Brazilian far-right presidential candidate Jair Bolsonaro held a solid lead ahead of the October 7 election following a near-fatal stabbing, but Workers Party (PT) candidate Fernando Haddad emerged in second place, signaling a potential polarized right-left runoff, a poll showed on Monday.
Bolsonaro, who is in the hospital and unable to campaign, has 28.2% of voter support, according to the survey by pollster MDA.
Haddad, who replaced imprisoned former president Lula da Silva on the ticket last week, had 17.6% in his first showing in an MDA poll. Haddad's numbers indicated that Lula, banned from running due to a corruption conviction, was successfully transferring his support to the former Sao Paulo mayor, who is well placed to face off with Bolsonaro in the second round in late October.
Centre-left populist Ciro Gomes had 10.8% of voter intentions and business-friendly candidate Geraldo Alckmin was fourth with 6.1%, while environmentalist Marina Silva trailed with 4.1%.
In a runoff, which would be triggered if no candidate wins half of the valid votes, Bolsonaro would defeat all other candidates except for Gomes, with whom he is statistically tied, MDA said.

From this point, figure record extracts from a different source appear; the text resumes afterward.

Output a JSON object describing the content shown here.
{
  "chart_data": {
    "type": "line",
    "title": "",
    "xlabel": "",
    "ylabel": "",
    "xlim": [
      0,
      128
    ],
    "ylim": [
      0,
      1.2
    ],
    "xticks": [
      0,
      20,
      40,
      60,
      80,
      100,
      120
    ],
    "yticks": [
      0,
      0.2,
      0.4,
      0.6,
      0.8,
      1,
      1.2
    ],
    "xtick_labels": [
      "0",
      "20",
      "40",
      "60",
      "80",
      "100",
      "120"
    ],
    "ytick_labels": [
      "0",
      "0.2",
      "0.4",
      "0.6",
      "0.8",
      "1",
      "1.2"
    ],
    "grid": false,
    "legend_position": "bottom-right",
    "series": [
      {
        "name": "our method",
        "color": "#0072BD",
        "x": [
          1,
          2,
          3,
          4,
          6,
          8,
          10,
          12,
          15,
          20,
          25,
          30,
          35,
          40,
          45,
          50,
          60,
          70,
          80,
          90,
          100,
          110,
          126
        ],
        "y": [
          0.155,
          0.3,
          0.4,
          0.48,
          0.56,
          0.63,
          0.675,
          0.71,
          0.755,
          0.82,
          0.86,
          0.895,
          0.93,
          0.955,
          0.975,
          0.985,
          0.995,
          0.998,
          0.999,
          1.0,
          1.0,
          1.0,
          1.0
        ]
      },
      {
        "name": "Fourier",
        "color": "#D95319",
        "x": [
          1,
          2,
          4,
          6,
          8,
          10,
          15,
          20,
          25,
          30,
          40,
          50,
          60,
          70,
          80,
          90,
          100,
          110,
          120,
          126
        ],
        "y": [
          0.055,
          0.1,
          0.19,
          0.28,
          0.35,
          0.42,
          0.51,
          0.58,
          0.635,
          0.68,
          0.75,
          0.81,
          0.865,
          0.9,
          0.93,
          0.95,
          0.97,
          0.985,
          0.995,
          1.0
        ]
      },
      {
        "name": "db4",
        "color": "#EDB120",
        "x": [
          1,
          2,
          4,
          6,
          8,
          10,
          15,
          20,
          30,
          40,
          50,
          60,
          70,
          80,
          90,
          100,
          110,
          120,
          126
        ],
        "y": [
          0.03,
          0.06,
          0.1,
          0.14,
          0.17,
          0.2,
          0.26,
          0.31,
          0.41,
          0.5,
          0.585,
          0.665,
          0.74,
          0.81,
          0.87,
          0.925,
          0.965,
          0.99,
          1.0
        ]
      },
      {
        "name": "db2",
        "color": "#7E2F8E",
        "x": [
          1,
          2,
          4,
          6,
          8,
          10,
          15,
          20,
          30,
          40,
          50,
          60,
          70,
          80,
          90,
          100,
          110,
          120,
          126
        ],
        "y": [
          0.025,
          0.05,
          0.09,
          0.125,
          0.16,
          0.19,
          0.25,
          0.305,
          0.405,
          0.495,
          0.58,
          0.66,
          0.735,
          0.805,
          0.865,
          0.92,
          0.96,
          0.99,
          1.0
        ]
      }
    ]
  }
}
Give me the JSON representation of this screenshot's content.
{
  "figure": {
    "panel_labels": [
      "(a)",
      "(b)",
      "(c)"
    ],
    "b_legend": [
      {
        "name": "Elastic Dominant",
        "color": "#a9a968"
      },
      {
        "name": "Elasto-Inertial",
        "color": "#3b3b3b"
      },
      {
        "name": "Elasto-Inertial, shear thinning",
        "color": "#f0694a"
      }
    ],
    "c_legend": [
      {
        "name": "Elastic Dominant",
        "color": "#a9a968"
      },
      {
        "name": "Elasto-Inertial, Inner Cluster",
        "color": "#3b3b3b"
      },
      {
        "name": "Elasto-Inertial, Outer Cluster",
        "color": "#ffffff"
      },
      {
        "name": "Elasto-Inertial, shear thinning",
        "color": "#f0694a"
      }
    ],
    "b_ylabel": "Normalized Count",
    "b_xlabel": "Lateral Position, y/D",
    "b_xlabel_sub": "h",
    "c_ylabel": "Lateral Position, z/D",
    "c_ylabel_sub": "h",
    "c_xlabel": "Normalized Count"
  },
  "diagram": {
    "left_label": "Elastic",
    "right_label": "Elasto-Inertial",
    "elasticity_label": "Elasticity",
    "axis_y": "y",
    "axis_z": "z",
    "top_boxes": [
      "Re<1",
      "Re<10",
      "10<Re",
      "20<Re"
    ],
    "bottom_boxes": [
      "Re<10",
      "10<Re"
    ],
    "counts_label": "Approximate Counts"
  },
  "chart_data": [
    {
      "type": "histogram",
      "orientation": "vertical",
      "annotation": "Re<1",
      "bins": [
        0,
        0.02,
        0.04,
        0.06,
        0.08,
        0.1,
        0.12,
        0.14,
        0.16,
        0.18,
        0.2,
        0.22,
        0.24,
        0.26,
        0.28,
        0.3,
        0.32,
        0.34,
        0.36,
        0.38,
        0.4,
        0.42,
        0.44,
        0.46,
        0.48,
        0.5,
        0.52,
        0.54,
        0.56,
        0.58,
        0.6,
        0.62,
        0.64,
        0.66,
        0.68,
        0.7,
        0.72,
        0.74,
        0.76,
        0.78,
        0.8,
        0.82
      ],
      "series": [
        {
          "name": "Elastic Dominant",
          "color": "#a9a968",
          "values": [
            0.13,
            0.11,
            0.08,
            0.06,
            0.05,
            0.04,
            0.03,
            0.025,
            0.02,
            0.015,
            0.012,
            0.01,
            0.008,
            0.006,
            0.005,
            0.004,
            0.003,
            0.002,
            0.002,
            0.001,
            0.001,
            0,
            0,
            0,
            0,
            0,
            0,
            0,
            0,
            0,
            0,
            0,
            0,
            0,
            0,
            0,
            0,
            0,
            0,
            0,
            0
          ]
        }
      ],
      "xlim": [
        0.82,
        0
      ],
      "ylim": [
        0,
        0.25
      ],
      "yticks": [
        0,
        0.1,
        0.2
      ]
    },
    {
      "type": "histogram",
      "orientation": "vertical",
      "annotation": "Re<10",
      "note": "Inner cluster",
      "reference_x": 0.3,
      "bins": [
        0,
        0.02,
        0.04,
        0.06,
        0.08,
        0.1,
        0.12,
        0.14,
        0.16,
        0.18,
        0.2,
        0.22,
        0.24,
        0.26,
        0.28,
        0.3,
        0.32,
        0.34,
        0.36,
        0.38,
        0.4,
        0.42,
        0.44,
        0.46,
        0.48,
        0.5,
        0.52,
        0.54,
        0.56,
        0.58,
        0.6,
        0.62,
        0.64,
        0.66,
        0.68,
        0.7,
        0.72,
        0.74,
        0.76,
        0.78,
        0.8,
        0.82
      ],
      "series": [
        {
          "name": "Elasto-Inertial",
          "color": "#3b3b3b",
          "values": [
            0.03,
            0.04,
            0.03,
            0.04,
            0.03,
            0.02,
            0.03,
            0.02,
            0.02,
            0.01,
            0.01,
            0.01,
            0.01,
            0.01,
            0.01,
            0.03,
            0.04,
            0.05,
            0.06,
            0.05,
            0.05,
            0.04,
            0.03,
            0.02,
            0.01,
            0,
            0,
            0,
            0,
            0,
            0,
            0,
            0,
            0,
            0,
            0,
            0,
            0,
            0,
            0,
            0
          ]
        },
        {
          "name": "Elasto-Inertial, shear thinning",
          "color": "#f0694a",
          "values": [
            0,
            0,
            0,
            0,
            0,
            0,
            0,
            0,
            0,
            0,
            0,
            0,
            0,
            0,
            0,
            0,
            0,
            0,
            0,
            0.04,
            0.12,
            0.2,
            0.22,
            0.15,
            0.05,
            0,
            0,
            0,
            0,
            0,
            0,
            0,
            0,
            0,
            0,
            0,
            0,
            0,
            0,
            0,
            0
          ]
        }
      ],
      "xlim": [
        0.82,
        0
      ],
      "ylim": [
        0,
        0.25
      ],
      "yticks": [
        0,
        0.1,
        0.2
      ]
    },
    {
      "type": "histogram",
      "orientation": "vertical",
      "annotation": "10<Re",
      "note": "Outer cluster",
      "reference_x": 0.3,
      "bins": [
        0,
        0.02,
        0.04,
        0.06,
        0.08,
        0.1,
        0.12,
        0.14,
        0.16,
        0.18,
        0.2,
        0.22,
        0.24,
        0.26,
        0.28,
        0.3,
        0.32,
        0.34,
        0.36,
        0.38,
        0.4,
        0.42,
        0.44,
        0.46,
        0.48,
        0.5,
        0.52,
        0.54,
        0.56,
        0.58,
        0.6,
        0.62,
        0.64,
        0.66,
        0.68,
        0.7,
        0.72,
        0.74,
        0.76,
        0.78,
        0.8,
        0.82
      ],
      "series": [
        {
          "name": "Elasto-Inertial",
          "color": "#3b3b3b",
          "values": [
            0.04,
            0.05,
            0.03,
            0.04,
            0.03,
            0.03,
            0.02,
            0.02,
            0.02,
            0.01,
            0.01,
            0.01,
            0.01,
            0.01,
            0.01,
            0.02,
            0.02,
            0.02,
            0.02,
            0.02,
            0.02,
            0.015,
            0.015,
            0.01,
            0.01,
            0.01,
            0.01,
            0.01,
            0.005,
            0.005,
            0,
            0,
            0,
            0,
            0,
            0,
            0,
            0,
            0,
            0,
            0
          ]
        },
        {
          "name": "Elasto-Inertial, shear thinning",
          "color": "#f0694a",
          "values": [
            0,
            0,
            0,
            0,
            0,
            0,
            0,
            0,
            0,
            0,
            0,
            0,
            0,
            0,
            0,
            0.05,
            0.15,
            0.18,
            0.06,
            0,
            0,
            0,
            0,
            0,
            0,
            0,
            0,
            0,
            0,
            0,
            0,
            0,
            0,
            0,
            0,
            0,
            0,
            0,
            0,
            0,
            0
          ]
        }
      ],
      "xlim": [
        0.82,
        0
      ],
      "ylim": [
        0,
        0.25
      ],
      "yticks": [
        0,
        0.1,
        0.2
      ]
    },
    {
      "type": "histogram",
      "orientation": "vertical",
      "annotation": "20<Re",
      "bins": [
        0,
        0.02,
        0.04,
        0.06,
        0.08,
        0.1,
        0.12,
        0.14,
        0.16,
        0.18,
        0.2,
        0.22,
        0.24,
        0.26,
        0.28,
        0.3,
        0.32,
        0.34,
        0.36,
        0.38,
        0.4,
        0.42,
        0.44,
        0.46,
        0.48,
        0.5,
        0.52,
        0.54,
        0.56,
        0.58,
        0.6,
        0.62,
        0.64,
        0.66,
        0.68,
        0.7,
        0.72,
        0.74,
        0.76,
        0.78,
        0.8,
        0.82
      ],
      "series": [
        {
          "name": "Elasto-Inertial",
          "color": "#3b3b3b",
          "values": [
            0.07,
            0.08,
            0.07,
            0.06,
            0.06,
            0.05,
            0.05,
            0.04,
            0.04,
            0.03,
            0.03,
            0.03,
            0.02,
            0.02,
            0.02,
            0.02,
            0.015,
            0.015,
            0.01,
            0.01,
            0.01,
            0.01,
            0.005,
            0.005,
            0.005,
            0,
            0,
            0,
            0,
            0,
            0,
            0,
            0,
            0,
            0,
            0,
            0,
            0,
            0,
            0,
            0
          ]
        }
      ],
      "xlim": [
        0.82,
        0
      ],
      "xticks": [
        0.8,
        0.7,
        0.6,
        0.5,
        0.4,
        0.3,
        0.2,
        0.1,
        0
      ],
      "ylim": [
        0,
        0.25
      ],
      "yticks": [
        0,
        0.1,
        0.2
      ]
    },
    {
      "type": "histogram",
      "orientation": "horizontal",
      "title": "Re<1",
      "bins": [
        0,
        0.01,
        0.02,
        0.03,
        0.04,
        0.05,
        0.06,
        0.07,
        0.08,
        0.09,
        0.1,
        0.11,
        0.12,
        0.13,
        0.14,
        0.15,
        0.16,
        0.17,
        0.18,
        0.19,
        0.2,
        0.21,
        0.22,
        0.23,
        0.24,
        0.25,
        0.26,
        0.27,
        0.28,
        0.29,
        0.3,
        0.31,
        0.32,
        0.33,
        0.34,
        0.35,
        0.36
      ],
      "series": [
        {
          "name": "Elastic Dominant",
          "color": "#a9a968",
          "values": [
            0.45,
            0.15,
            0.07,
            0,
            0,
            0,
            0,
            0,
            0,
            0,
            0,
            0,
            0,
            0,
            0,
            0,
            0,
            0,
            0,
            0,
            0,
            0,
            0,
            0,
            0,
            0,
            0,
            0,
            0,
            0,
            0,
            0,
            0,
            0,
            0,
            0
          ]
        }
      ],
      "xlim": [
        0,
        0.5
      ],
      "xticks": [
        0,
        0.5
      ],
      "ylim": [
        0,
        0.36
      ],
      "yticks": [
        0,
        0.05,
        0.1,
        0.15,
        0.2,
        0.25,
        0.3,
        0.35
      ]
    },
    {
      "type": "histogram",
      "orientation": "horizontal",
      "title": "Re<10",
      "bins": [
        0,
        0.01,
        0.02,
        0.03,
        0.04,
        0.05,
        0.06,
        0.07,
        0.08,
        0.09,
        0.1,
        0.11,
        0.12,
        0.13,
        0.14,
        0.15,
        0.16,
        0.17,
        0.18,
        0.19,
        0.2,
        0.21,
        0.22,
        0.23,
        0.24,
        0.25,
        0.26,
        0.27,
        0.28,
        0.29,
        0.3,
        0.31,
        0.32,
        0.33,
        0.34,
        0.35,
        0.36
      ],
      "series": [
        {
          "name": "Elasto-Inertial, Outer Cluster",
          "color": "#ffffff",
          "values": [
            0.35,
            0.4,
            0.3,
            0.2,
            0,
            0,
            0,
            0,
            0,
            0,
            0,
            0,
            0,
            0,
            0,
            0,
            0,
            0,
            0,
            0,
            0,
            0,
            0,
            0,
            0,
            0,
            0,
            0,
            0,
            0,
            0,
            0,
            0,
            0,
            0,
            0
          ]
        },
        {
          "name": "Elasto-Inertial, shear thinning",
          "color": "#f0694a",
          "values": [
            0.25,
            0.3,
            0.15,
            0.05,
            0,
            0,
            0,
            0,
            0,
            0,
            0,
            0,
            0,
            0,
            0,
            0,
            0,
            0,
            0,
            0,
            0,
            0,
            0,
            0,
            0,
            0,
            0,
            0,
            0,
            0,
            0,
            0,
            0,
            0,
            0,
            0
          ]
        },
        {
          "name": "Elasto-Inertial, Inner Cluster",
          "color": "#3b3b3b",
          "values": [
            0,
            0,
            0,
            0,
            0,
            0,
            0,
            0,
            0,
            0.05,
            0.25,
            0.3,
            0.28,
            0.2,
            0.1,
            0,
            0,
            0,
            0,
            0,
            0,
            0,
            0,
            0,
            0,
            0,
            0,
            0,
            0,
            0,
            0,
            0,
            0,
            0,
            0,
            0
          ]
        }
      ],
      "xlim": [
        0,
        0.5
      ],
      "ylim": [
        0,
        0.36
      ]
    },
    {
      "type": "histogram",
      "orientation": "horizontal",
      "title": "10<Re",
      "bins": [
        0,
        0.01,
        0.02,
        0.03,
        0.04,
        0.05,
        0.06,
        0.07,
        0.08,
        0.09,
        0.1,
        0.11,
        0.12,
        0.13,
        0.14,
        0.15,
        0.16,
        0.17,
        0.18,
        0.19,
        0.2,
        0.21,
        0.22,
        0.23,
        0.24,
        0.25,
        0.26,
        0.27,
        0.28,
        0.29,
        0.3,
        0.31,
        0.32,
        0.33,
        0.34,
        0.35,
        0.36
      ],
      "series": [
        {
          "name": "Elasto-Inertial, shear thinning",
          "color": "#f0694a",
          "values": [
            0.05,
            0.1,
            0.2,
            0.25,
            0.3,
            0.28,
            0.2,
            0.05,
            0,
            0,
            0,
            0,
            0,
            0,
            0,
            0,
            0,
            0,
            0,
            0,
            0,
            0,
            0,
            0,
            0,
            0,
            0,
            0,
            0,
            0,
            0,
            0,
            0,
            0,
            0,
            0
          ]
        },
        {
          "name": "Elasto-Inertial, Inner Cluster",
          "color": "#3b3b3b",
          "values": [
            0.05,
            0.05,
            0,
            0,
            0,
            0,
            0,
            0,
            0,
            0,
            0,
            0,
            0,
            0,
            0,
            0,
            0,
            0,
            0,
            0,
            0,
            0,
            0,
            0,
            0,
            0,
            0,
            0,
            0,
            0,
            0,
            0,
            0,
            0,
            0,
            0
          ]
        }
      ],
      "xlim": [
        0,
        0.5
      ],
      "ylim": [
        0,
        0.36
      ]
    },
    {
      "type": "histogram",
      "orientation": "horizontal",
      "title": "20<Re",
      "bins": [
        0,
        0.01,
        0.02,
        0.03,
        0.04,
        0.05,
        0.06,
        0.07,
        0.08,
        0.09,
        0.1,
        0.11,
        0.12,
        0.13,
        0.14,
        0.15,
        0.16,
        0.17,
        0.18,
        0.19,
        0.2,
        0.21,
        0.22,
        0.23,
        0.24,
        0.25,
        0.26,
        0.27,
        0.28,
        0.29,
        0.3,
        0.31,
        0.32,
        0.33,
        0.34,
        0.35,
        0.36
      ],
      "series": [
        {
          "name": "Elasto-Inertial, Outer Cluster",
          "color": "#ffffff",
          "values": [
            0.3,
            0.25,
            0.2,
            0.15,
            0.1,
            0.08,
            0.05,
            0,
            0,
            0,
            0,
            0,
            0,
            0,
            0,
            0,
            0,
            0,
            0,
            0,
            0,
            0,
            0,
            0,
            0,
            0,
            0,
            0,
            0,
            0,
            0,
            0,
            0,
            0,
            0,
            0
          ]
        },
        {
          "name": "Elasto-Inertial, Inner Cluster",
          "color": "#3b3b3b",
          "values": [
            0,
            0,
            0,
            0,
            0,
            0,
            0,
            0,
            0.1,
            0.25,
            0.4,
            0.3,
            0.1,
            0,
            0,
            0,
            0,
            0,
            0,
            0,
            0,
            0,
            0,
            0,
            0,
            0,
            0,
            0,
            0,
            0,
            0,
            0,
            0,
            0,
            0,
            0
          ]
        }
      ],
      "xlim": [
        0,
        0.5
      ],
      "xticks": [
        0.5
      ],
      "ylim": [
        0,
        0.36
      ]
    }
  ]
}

One in four voters are still undecided or say they will annul or leave their ballot blank in Brazil's most uncertain election in a generation.
Other polls published last week showed Bolsonaro losing a runoff against most other candidates.
The nationwide MDA survey of 2,002 people was carried out for the transportation sector lobby CNT between Sept. 12 and 15 and had a margin of error of 2.2 percentage points, meaning results could vary that much either way.